During my time abroad in Jordan I had the opportunity to travel to Beirut, Lebanon through a travel enrichment grant from the Cabot family to study the city’s street art scene, known throughout the region and world for its vast size. My experience in Lebanon didn’t exactly go as planned and while our trip was cut short and I was unable to complete any of my planned activities, my time in Beirut constantly lives in my mind. I travelled to Beirut with Victoria Oakes, an Environmental Studies major with Anthropology and Arabic minors. She had been hoping to study conservation efforts in the country as well as important archeological sites. 

On October 17, 2019 we arrived in Beirut, where we promptly went to sleep. Overnight the Lebanese people broke into massive protests which shut down the entire city as well as other parts of the country. We wandered around the streets of Beirut, trying to avoid the protests and unable to go on any of our planned excursions since everything had either been cancelled or closed.
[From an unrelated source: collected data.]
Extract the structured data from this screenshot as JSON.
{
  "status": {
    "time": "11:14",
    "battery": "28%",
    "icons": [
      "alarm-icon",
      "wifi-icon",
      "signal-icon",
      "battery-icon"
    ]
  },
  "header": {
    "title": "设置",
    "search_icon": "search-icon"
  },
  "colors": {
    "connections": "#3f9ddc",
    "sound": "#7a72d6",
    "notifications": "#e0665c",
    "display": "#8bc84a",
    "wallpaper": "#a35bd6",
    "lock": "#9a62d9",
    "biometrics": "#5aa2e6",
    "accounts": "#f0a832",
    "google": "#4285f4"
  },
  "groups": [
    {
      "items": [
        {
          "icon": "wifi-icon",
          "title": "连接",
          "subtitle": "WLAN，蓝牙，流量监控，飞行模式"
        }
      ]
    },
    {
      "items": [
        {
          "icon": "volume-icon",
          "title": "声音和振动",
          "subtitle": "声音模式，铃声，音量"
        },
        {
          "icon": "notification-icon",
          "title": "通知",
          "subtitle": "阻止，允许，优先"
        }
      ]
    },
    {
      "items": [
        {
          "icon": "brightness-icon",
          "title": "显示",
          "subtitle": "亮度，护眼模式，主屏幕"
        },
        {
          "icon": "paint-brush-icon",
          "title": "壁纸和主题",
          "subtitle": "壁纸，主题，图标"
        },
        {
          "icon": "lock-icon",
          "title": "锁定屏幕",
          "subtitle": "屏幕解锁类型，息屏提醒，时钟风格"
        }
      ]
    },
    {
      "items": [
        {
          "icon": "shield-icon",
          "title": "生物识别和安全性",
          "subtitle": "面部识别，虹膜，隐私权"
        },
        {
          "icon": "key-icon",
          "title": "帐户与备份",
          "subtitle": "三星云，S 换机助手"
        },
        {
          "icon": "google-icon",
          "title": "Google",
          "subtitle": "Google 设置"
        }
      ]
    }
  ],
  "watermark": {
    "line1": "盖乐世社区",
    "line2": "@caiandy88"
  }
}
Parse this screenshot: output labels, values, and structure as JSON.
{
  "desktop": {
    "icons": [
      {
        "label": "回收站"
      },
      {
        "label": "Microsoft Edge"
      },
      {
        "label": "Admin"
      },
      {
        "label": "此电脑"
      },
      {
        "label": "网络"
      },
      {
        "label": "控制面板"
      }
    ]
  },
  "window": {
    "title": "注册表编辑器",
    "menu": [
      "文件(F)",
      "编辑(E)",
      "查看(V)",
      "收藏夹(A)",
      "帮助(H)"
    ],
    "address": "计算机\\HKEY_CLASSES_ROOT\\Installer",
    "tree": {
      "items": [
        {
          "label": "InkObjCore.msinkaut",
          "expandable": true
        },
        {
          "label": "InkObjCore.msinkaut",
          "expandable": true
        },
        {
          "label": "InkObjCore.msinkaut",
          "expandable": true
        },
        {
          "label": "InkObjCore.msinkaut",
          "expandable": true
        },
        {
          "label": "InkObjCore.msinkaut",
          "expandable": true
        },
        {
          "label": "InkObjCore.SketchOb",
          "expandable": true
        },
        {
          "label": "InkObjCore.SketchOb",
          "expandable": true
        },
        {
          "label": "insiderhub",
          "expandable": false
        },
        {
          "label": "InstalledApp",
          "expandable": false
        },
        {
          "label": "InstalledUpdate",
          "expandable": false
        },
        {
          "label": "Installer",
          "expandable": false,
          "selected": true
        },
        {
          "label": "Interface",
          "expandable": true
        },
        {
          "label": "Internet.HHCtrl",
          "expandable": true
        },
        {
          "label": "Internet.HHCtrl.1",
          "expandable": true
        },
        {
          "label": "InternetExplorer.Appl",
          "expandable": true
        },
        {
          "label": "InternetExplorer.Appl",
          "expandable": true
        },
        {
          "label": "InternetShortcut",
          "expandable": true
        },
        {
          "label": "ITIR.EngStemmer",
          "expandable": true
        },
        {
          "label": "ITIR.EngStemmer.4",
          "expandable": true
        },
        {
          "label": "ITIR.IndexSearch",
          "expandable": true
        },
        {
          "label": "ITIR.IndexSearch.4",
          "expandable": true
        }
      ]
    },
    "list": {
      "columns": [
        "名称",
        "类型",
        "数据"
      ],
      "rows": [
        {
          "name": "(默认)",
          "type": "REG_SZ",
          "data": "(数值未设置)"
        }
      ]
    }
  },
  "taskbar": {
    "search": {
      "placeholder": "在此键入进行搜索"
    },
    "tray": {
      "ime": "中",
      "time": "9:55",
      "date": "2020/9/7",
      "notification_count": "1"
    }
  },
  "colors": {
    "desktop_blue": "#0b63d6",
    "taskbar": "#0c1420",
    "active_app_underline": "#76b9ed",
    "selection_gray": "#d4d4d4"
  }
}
I was still able to see the street art in the city and in light of the protests I came to understand it in a very different way than I had expected.  

We had originally planned to remain in Beirut for five days, but we returned to Amman, Jordan after only two days. Still, I took hundreds of photos of street art in the city and wandered around Beirut, which was vastly different than I had imagined it before travelling. The lush greenery, walkability, and culture in Beirut was very different from what I had experienced in Amman for the last two months.  

My trip to Beirut also helped inform a project I was doing for the Weave News. My first article for the Weaving the Streets series, which is about street culture and public expression around the world, was focused on these protests. I was able to research and gain a deeper understanding of the events I had watched unfold that weekend. I applied my research into these protests to the street art I found in the city and came to understand the roots of this revolution as deeply personal issues to the Lebanese people that cut across countless social divisions like religion, ethnicity, and socio-economic class. I gained experience in citizen journalism, a deeper understanding of popular revolutionary movements, and was able to use my passions for art and grass-roots politics to understand the complex protest movement that sparked in Lebanon while I was there.